Upbit announced on Monday that it has launched GIWA, a self-managed Ethereum Layer 2 built on the Optimism OP Stack. Upbit will operate the chain itself while the Optimism Foundation will provide technical support under a memorandum of understanding. GIWA is currently live on testnet.
Under the agreement, Upbit will run GIWA’s primary sequencer and control the chain’s configuration. Optimism will provide monitoring, a failover sequencer, priority patches and technical guidance. The two organizations framed Optimism’s role as a technical backstop rather than day-to-day operational control.
Optimism describes the arrangement as the Self-Managed tier of OP Enterprise, intended for operators that require direct control over their infrastructure. The foundation said the Self-Managed offering provides a safety net, including rapid response options for outages and security incidents.
A sequencer is the system that orders and batches transactions into blocks for a rollup.

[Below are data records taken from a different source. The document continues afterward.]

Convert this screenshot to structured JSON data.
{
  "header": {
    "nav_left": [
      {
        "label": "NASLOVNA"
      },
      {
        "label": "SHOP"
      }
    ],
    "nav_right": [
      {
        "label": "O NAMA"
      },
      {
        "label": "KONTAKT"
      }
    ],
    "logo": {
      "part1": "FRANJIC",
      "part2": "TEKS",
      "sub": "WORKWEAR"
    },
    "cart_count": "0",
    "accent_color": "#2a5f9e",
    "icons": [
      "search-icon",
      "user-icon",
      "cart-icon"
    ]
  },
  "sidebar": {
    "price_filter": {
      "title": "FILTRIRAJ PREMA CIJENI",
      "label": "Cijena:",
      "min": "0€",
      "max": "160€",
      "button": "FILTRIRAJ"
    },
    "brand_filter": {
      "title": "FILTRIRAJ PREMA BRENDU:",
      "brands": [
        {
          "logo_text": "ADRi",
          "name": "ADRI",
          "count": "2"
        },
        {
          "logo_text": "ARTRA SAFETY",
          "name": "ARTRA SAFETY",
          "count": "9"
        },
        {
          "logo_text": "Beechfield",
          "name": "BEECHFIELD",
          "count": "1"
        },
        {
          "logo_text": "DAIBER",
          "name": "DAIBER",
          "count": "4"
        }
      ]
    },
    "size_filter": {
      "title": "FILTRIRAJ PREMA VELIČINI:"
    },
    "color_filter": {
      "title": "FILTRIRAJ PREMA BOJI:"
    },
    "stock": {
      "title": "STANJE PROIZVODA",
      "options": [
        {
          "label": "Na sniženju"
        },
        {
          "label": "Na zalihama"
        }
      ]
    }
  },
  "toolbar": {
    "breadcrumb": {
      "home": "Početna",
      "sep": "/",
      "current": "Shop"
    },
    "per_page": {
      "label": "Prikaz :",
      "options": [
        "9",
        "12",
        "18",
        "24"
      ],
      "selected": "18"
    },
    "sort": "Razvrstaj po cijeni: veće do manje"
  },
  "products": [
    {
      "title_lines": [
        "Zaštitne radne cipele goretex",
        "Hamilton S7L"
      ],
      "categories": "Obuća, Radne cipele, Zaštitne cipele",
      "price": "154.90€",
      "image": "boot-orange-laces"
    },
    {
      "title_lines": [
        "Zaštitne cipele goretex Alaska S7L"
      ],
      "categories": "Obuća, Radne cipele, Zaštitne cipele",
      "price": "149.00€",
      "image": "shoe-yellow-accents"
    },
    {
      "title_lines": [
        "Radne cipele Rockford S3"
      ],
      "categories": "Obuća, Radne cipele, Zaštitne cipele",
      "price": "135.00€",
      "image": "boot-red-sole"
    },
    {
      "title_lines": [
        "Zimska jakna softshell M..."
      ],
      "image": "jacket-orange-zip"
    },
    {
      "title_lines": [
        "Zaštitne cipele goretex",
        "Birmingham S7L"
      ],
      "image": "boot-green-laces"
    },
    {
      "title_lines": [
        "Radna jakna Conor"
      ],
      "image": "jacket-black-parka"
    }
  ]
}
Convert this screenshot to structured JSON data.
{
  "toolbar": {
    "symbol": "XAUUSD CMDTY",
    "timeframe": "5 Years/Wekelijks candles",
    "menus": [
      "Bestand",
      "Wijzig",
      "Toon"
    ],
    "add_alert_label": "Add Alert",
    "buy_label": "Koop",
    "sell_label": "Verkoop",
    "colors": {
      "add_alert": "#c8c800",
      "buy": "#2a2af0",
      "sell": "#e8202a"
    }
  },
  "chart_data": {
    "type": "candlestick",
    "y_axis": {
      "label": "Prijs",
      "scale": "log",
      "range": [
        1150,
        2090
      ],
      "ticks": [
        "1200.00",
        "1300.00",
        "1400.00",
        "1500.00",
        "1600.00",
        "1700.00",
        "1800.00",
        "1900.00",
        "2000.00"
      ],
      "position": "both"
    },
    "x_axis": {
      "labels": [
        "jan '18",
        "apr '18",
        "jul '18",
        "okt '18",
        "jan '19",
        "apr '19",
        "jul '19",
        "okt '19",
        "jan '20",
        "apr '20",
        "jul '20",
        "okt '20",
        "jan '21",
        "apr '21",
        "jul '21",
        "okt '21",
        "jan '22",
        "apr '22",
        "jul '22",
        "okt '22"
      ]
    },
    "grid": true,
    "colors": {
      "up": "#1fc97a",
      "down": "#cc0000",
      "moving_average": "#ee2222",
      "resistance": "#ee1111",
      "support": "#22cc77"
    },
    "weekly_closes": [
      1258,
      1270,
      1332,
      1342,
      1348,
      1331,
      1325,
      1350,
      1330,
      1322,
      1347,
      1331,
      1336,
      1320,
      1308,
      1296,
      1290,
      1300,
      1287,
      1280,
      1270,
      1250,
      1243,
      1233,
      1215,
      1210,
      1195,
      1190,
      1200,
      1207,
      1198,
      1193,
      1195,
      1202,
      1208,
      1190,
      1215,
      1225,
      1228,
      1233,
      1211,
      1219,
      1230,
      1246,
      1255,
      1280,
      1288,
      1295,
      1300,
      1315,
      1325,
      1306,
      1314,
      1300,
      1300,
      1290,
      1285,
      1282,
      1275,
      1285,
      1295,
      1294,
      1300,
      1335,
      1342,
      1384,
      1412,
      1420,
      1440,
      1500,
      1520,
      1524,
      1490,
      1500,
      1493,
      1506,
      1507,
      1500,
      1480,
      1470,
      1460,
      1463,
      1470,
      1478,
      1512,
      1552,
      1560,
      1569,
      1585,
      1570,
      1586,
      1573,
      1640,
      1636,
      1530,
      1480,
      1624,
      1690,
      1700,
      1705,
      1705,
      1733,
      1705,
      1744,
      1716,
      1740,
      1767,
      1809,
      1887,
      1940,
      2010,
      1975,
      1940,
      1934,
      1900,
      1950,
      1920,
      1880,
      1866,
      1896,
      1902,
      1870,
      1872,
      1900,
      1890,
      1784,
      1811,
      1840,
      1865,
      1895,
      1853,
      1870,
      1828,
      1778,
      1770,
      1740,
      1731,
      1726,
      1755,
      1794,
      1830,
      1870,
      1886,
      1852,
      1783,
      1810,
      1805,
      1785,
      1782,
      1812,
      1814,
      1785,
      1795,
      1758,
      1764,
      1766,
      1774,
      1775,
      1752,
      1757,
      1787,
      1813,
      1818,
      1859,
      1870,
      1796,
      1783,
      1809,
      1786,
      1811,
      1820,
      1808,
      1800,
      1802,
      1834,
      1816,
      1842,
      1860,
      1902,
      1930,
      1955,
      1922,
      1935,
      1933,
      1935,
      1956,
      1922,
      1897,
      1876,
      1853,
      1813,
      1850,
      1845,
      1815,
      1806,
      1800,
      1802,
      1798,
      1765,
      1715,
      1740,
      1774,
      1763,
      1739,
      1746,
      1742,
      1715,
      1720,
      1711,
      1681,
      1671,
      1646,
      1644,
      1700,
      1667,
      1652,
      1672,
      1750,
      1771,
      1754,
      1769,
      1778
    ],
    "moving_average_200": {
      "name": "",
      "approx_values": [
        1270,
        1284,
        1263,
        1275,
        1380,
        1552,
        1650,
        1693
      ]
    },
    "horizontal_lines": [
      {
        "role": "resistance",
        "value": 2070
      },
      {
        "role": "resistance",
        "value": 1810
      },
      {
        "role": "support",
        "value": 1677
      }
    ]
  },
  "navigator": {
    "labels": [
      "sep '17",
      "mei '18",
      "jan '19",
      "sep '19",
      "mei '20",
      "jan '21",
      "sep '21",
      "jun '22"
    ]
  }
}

It decides which transactions are included or excluded, which can affect compliance, and captures transaction fees that generate revenue for the chain operator.
Upbit is South Korea’s largest cryptocurrency exchange and says it serves about 13 million registered users. The company has at times ranked among the highest exchanges by cumulative spot trading volume. Optimism noted that large operators often prefer to retain control of transaction sequencing rather than outsource that function.
Nearly three dozen chains have been built using the OP Stack. Some of those networks are fully managed by the Optimism Foundation, which runs the primary sequencer and holds operational authority. Other networks operate independently but participate in shared features such as interoperability and infrastructure; such networks typically pay a small percentage of sequencer revenue to the Optimism Collective while remaining operationally distinct.
The memorandum makes Optimism a priority responder for outages, security issues and upgrades while Upbit keeps primary operational authority. Jing Wang, director at the Optimism Foundation, commented that large exchanges and institutional operators generally prefer to own the chain their users transact on rather than rent infrastructure.